Laura Ann Cobb and Leonardo “Johnny” Adler were at home on December
12, 2013, with their nephew Ricky Ramos, appellant, that was over visiting (R.R.III
11-12, 17-18). This was a common occurrence as Laura and Johnny had a good
relationship with appellant (R.R.III 13, 15, 52-53).
Johnny was in the kitchen cooking oatmeal (R.R.III 55). Appellant left and
came back about an hour later (R.R.III 57). When appellant returned, he entered
through the unlocked door without knocking, which was not unusual (R.R.III 62).
Appellant did not seem right when he walked in, he appeared to be “out of it”
(R.R.III 62-63).

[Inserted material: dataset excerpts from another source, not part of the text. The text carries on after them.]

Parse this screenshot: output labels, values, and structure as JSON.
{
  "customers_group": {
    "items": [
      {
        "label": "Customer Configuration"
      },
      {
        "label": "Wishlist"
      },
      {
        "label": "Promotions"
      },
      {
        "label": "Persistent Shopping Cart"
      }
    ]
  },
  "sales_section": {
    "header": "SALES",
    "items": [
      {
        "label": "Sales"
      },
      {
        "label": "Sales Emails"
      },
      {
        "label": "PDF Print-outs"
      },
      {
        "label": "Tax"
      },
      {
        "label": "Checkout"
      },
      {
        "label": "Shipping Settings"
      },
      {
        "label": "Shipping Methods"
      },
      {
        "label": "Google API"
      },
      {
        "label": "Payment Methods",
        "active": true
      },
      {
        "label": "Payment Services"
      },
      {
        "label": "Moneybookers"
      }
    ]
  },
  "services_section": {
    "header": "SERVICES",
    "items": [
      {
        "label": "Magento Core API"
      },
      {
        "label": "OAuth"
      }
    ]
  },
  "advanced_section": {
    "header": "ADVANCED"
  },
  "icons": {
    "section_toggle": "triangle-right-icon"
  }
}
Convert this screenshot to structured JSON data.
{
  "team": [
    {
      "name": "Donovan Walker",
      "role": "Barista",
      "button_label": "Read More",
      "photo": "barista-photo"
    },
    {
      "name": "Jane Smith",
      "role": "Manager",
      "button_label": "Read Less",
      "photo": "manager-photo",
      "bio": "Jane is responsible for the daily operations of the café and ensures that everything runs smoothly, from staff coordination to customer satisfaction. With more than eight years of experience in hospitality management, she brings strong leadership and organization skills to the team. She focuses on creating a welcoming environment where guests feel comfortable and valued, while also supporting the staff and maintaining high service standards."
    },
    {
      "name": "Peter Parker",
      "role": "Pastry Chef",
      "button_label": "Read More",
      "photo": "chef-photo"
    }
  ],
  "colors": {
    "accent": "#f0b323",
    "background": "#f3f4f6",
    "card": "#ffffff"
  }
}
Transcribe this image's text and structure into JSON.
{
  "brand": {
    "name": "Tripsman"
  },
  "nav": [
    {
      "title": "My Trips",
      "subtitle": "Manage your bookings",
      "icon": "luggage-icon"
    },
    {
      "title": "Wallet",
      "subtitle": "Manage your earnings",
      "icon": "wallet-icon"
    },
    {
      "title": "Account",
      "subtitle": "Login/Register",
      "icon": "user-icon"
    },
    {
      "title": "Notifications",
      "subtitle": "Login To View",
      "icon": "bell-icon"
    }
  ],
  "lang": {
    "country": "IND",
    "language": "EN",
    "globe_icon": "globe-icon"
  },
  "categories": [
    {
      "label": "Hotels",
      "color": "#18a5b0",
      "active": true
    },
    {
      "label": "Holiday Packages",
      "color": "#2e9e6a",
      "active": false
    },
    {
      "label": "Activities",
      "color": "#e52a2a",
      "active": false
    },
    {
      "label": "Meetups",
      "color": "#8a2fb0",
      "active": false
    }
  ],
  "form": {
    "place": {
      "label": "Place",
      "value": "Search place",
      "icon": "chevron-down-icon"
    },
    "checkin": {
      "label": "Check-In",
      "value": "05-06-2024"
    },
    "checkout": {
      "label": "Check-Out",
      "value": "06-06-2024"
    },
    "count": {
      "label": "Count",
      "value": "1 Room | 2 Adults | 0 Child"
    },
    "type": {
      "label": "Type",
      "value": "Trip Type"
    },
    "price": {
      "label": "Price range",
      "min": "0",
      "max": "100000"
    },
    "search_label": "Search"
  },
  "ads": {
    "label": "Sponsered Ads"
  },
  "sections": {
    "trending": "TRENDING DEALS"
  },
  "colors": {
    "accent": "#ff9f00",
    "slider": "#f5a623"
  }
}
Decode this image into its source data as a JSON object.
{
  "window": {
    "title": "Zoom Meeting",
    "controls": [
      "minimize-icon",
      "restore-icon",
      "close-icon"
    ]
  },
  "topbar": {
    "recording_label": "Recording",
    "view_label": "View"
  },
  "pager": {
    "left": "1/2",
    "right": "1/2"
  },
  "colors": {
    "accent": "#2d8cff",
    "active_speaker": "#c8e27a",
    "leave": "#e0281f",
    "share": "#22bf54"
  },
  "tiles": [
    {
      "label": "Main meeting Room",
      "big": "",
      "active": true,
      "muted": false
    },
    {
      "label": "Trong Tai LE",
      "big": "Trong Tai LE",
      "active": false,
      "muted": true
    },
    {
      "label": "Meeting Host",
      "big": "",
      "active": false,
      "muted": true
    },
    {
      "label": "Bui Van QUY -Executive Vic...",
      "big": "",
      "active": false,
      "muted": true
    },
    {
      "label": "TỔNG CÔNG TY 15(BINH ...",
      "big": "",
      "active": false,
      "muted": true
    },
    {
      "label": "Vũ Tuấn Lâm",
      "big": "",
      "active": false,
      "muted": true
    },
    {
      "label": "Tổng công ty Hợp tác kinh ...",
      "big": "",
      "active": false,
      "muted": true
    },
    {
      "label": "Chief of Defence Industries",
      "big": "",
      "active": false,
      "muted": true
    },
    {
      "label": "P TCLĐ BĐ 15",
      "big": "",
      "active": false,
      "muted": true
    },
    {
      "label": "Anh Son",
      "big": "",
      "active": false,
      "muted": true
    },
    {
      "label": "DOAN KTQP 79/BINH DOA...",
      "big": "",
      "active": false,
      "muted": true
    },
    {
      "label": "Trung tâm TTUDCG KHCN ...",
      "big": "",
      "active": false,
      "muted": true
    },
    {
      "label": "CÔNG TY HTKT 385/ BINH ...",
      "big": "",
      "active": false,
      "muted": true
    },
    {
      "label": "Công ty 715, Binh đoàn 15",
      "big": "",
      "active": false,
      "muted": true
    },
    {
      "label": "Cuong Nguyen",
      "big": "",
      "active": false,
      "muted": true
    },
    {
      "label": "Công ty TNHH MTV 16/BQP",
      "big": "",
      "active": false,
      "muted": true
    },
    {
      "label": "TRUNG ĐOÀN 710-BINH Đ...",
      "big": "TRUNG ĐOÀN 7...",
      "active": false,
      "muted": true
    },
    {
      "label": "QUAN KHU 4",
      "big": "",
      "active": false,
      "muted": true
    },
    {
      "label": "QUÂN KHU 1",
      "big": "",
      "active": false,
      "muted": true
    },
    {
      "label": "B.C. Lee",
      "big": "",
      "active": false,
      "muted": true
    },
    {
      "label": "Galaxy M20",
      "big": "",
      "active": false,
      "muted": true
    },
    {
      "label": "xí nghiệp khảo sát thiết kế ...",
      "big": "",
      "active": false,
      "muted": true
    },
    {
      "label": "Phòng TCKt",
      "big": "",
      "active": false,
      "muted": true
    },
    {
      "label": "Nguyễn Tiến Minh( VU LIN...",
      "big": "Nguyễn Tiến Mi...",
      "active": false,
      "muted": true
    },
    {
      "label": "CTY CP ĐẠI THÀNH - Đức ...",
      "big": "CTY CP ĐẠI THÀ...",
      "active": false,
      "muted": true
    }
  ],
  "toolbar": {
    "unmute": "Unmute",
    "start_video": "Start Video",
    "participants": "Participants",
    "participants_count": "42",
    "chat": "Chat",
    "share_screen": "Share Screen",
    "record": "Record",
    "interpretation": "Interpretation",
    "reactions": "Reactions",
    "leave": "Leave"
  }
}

Johnny offered appellant some oatmeal, and asked him if he was okay
(R.R.III 63). While Johnny’s back was turned to appellant, appellant walked up behind
Johnny and stabbed him (R.R.III 64-65). The knife blade broke off inside of Johnny,
but appellant was undeterred and began stabbing Johnny with the handle of the knife
(R.R.III 67). Appellant stabbed Johnny three to four times (R.R.III 29, 67). Johnny
fell to the ground (R.R.III 68). Johnny said to appellant “[w]hate are you doing?[] I
didn’t do nothing to you” (R.R.III 68). Johnny was able to grab onto appellant and
pull him to the ground, and hit him with a pan (R.R.III 72-73).
Laura had taken her medication at 8 p.m. and fell asleep, but was woken up
thirty to fort-five minutes later to Johnny yelling “Laura, come get me. Come get me.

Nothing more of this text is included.